Open source software can be really good, but just because it is open source doesn't always mean it is better, or more importantly better suited for a specific environment. Sometimes the benefits of a commercial product can outweigh the challenges of open source -- documentation, dedicated (paid) support staff, additional integrations/polish/qa testing, etc.

OpenWrt is awesome, IMO. But like many open source projects, it is often easier to use if you are either reasonably well versed in the core technologies or if you want to learn about them.

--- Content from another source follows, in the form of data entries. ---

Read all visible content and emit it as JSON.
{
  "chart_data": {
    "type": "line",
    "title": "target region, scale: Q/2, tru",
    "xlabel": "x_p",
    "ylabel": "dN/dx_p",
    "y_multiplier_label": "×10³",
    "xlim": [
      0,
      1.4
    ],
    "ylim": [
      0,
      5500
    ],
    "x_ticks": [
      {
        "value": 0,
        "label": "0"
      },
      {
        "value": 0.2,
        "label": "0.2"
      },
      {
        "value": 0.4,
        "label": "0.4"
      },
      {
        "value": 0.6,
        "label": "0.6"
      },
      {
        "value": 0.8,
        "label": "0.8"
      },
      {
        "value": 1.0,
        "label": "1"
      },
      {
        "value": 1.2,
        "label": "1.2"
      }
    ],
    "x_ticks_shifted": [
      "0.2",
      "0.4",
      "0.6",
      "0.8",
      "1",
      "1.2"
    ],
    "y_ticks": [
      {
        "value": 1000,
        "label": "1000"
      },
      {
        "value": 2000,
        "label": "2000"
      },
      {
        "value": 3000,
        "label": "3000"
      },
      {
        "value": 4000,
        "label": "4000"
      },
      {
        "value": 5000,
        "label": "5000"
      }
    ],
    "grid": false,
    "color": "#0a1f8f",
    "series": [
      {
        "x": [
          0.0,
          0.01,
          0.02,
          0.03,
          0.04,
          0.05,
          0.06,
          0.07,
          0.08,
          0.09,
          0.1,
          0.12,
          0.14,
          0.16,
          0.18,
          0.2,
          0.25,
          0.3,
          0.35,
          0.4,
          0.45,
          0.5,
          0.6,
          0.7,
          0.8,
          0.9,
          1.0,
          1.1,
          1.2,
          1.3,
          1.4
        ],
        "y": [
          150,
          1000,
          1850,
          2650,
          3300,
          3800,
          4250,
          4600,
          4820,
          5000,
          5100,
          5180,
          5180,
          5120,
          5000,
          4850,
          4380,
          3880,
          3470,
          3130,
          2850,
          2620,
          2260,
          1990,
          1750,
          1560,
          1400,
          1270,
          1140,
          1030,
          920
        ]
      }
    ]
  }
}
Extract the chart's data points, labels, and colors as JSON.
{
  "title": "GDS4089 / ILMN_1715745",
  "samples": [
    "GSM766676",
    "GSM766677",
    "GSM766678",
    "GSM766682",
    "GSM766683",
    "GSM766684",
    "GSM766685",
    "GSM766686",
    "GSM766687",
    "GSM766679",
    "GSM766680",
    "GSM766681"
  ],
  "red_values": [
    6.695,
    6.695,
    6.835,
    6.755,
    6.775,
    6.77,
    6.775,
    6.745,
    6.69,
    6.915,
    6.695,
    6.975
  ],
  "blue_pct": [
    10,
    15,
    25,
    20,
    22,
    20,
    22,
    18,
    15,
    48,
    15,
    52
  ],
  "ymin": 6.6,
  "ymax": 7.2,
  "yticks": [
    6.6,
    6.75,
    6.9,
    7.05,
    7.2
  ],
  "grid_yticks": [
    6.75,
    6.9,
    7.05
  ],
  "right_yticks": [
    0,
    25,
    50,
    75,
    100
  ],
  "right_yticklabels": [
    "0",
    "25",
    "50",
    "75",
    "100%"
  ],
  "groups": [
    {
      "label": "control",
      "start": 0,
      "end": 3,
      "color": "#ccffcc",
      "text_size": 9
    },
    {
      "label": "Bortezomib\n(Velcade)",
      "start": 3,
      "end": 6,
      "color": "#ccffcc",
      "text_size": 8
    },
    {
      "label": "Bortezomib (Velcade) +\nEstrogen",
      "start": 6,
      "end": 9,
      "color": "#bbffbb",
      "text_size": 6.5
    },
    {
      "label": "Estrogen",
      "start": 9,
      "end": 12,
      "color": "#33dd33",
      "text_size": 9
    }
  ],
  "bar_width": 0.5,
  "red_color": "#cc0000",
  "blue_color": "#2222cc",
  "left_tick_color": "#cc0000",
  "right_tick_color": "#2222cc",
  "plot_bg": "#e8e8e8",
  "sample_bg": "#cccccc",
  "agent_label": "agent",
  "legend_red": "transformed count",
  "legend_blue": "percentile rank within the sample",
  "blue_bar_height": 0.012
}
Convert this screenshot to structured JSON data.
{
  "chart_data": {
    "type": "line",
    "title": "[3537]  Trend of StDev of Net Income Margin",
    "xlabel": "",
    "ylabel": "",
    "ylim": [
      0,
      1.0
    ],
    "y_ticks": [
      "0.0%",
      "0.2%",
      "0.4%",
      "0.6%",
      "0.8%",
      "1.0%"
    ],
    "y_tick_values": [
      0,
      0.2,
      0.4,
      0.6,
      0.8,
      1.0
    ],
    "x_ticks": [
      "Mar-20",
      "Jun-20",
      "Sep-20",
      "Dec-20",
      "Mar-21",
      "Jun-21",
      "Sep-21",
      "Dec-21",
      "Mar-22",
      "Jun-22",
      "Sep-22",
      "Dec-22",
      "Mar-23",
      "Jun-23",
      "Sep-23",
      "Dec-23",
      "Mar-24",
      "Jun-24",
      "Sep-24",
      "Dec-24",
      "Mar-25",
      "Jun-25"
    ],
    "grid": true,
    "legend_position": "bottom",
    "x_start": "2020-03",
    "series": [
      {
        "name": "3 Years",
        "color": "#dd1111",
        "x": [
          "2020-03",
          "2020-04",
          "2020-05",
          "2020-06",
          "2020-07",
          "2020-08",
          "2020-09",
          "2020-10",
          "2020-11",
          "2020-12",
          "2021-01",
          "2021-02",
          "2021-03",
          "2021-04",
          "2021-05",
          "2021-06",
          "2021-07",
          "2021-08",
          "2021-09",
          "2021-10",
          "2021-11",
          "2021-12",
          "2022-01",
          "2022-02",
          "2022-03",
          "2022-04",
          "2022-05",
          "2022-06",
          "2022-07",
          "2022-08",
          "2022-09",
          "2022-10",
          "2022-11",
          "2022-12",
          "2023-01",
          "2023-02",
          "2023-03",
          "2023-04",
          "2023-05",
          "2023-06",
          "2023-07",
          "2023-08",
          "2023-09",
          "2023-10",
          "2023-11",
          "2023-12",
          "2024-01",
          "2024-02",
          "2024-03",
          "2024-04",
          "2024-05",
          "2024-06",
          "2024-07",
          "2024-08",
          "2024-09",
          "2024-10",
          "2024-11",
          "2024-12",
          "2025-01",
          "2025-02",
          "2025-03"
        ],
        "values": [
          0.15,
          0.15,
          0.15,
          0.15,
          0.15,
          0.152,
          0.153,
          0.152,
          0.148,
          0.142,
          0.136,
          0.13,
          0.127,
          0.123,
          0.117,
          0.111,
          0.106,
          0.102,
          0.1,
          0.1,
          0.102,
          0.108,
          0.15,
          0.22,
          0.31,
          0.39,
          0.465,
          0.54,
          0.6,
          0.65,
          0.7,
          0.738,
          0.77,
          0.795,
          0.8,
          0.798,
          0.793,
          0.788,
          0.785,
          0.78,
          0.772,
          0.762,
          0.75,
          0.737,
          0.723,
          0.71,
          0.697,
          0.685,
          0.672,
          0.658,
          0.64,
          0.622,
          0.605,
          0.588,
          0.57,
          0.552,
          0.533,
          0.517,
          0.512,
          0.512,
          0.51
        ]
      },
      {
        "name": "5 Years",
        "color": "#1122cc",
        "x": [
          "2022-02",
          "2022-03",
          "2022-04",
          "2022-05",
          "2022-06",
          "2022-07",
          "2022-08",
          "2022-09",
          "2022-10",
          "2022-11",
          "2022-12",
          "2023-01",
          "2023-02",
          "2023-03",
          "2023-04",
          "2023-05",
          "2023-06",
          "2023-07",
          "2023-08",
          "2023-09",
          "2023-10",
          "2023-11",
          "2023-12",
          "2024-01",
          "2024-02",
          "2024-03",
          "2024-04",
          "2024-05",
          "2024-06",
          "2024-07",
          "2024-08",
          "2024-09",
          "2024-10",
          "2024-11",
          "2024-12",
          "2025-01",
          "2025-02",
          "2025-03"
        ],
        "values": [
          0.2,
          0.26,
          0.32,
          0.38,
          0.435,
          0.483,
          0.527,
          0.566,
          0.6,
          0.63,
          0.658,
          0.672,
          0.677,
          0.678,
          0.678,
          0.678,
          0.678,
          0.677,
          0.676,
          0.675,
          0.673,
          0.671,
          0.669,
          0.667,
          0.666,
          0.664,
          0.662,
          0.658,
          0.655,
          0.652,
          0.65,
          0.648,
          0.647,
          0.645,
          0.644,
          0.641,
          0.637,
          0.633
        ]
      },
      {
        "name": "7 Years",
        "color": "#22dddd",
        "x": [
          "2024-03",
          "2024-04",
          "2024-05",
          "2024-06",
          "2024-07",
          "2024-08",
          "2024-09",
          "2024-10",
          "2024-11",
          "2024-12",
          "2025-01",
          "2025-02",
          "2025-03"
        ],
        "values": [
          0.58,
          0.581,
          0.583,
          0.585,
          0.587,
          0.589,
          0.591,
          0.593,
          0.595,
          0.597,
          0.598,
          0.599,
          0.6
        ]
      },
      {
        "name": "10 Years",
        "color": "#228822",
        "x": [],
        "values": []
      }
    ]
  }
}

When I started dabbling with linux in the mid-to-late 90's, I remember how hard it was to get the system up and running and even more difficult to make it useful. For me it was a chicken or egg -- I wanted a useful system that I could use to learn (as a sort of background task/side project), but in order to get it to a state of usefulness, I needed to learn how to compile software because the advanced package managers weren't yet really a thing. It wasn't until Mac OS X came out in 2001 that I had a system that really served both the useful and learning goals simultaneously. Obviously all of the major linux distros have come a long way since then, but I can remember when I was in a similar situation to how you must feel now.

I am not advocating for commercial over open source, but just pointing out that part of the difference is that open source tends to be a bit more targeted to the tinkerer -- opening up worlds of possibilities but also complexities.

If this is the case, understand that there will be a larger burden on you to get your household systems up and running, configured, and constantly updated when compared to commercial products. Again, things have gotten easier than they used to be, but the vast majority of open source software is developed by people who are volunteering their time and efforts -- complete documentation, support, and even QA testing cannot always be guaranteed, since most of these people have jobs and/or families and other priorities and commitments that take precedence.

The community here is generally really helpful. However, to get help, you need to ask very specific questions... general "I don't understand how this router is supposed to work" aren't going to get you very far. But saying that you want to change the LAN address will get you answers. Running into trouble adding a guest network while following a guide -- identify where you're stick and sure, you'll get help there, too.

1 Like

19 posts were split to a new topic: Howto configure DMZ?